I always had a dream to start making my own pieces. I had a period where I painted... At least when I have a delusional moment, I can kick myself and just get out of it. Lucky for me painting was one of those moments, it didn’t last long. For a while, I had this dream of making sculptures. So I started with making ceramic vessels. And then one day I started making heads, the heads I’m pretty happy with...I got fed up with the t-shirts, and I had a massive inventory of t-shirts. I got rid of 99% of it. I gave so much of it to charities.

Just gave it all away?

Yeah, I mean, one time I gave to this orphanage, the last time I brought them the shirts, they yelled at me, “Why do you bring us so much stuff!” So I decided to clear up the warehouse in the valley, and I reduced it to the one on La Brea, then I decided I’m going to turn it into my studio. So I cleared it up, and then I looked at the space. And I thought, This is nuts, what do I need this space for? So I had this idea to invite artists to live and work there.

When did you first consider showcasing art?

Well, for the longest time, before the residency or The Cabin, I would always have people from everywhere come over to my house. Many times I would ask my friends who make art, “Why don’t you bring a piece? So I can hang it in the house.” People seeing them is something that I always love. At the same time, I built The Cabin. I just loved the simplicity of The Cabin. And I thought that it would showcase art really well.

Was there a reason specifically that you chose to build it as the dimensions of Ted Kaczynski, “The Unabomber’s” cabin?

No, when I saw it the first time I thought, Oh, this is such a cool structure. So simple. It’s almost like what
a kid’s drawing of a house would look like. But I didn’t expect it to look so good inside. It photographs so well, and the lighting is perfect. It’s un- pretentious, it can hold really large pieces, the connection between The Cabin and the residency didn’t start right away. Now the artists who come to the studio show at the Cabin.

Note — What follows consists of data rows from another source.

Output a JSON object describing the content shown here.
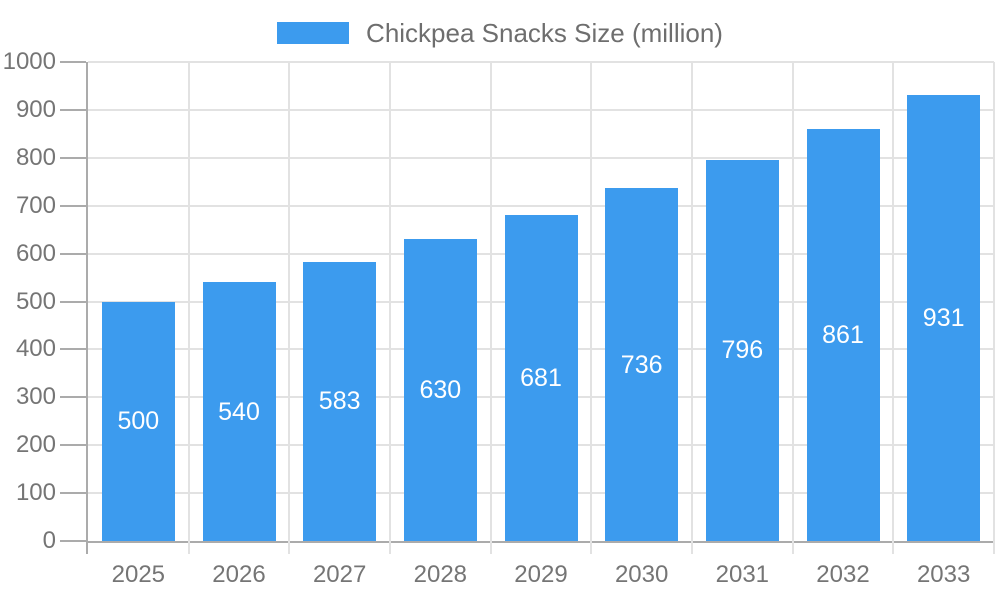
{
  "page": {
    "background_color": "#ffffff"
  },
  "legend": {
    "label": "Chickpea Snacks Size (million)"
  },
  "chart_data": {
    "type": "bar",
    "title": "Chickpea Snacks Size (million)",
    "legend": {
      "position": "top",
      "label": "Chickpea Snacks Size (million)",
      "swatch_color": "#3c9bee"
    },
    "series_name": "Chickpea Snacks Size (million)",
    "categories": [
      "2025",
      "2026",
      "2027",
      "2028",
      "2029",
      "2030",
      "2031",
      "2032",
      "2033"
    ],
    "values": [
      500,
      540,
      583,
      630,
      681,
      736,
      796,
      861,
      931
    ],
    "value_labels_shown": true,
    "xlabel": "",
    "ylabel": "",
    "ylim": [
      0,
      1000
    ],
    "ytick_step": 100,
    "yticks": [
      0,
      100,
      200,
      300,
      400,
      500,
      600,
      700,
      800,
      900,
      1000
    ],
    "grid": {
      "horizontal": true,
      "vertical": true
    },
    "colors": {
      "bar": "#3c9bee",
      "value_label": "#ffffff",
      "axis_line": "#ababab",
      "gridline": "#e2e2e2",
      "tick_label": "#757575",
      "legend_text": "#6e6e6e"
    }
  }
}
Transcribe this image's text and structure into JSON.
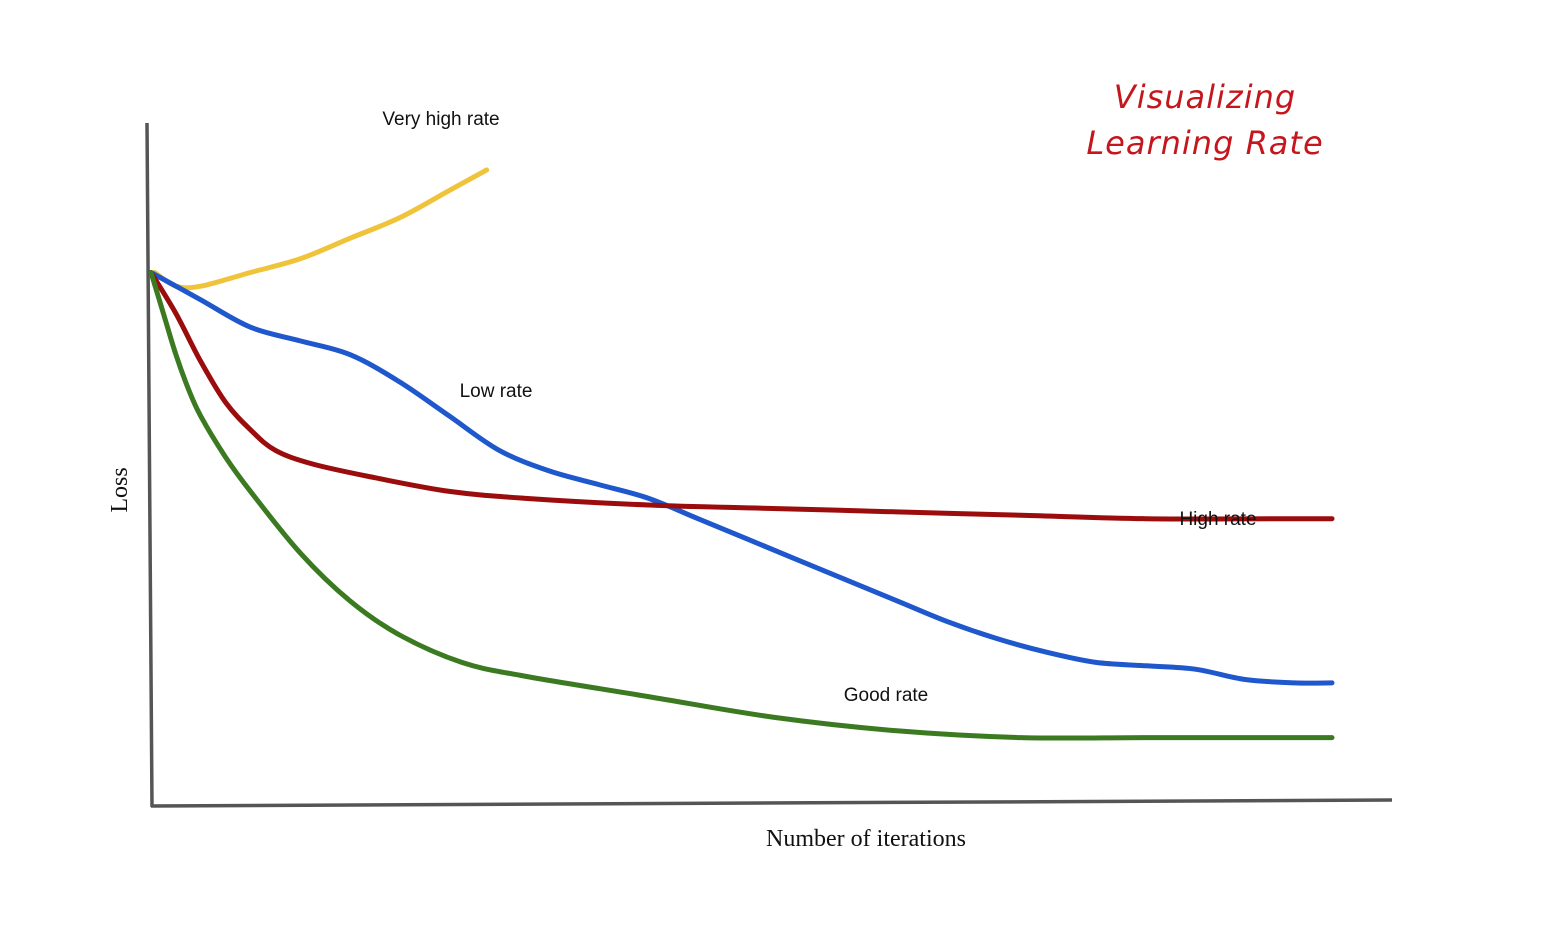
{
  "chart_data": {
    "type": "line",
    "title_lines": [
      "Visualizing",
      "Learning Rate"
    ],
    "xlabel": "Number of iterations",
    "ylabel": "Loss",
    "grid": false,
    "legend": "none",
    "colors": {
      "axis": "#555555",
      "title": "#c4161c",
      "very_high": "#f0c43a",
      "low": "#1f57cc",
      "high": "#9b0d0d",
      "good": "#3c7a22"
    },
    "series": [
      {
        "key": "very_high",
        "label": "Very high rate",
        "points": [
          [
            0.3,
            0.78
          ],
          [
            2,
            0.76
          ],
          [
            4,
            0.76
          ],
          [
            8,
            0.78
          ],
          [
            12,
            0.8
          ],
          [
            16,
            0.83
          ],
          [
            20,
            0.86
          ],
          [
            24,
            0.9
          ],
          [
            27,
            0.93
          ]
        ]
      },
      {
        "key": "low",
        "label": "Low rate",
        "points": [
          [
            0,
            0.78
          ],
          [
            4,
            0.74
          ],
          [
            8,
            0.7
          ],
          [
            12,
            0.68
          ],
          [
            16,
            0.66
          ],
          [
            20,
            0.62
          ],
          [
            24,
            0.57
          ],
          [
            28,
            0.52
          ],
          [
            32,
            0.49
          ],
          [
            36,
            0.47
          ],
          [
            40,
            0.45
          ],
          [
            44,
            0.42
          ],
          [
            48,
            0.39
          ],
          [
            52,
            0.36
          ],
          [
            56,
            0.33
          ],
          [
            60,
            0.3
          ],
          [
            64,
            0.27
          ],
          [
            68,
            0.245
          ],
          [
            72,
            0.225
          ],
          [
            76,
            0.21
          ],
          [
            80,
            0.205
          ],
          [
            84,
            0.2
          ],
          [
            88,
            0.185
          ],
          [
            92,
            0.18
          ],
          [
            95,
            0.18
          ]
        ]
      },
      {
        "key": "high",
        "label": "High rate",
        "points": [
          [
            0,
            0.78
          ],
          [
            2,
            0.72
          ],
          [
            4,
            0.65
          ],
          [
            6,
            0.59
          ],
          [
            8,
            0.55
          ],
          [
            10,
            0.52
          ],
          [
            13,
            0.5
          ],
          [
            18,
            0.48
          ],
          [
            24,
            0.46
          ],
          [
            30,
            0.45
          ],
          [
            40,
            0.44
          ],
          [
            50,
            0.435
          ],
          [
            60,
            0.43
          ],
          [
            70,
            0.425
          ],
          [
            80,
            0.42
          ],
          [
            90,
            0.42
          ],
          [
            95,
            0.42
          ]
        ]
      },
      {
        "key": "good",
        "label": "Good rate",
        "points": [
          [
            0,
            0.78
          ],
          [
            1,
            0.72
          ],
          [
            2,
            0.66
          ],
          [
            3,
            0.61
          ],
          [
            4,
            0.57
          ],
          [
            6,
            0.51
          ],
          [
            8,
            0.46
          ],
          [
            12,
            0.37
          ],
          [
            16,
            0.3
          ],
          [
            20,
            0.25
          ],
          [
            25,
            0.21
          ],
          [
            30,
            0.19
          ],
          [
            40,
            0.16
          ],
          [
            50,
            0.13
          ],
          [
            60,
            0.11
          ],
          [
            70,
            0.1
          ],
          [
            80,
            0.1
          ],
          [
            90,
            0.1
          ],
          [
            95,
            0.1
          ]
        ]
      }
    ]
  }
}
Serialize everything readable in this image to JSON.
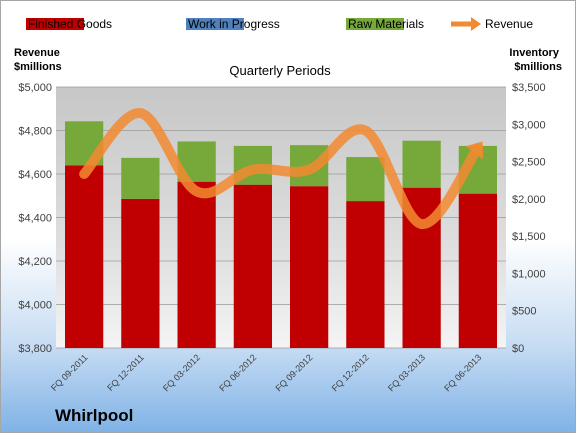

When did the first artist residency start?

2014 or 2015? The first time, it didn’t go well. The guy would wake up at two or three in the afternoon, but you have to start somewhere. He ended up being very successful. He did very, very well for a short time, he had his 15 minutes. But then I realized I’m really good at mentoring artists because I’m very practical. I’ve been around and looking at art for so long.

How do you explain those 15 minutes of fame, the inflation of art, prices skyrocketing, and its effect on young artists?

You hear all these numbers, everything is going so crazy. For me, it’s not as exciting anymore, at such prices it becomes a problem... not necessarily a big problem, but nobody knows how long it’s gonna last. So everybody tries to milk it as long as they can.

With your expertise in mentoring artists, what qualities make a good artist?

The first thing that comes to mind is originality. You don’t have to be
a great painter to see a painting has great energy, which I really love. But I’m always surprising myself with the things that I like, for instance, I was never into airbrush work. Now the works in The Cabin are a combination of airbrush and painting. So I just never know what will speak to me.

How do you choose which artists to have in the residency?

Well, I always like to mix it up, the next artist in the studio does total abstract work, geometric style. So not my thing, but I love them. I like to mix the style of art that I’ve never had before. When you come to the residency you have one month to produce a few works. So if I see artists who do very detailed work that will take you a month to finish a little painting. That’s not gonna work.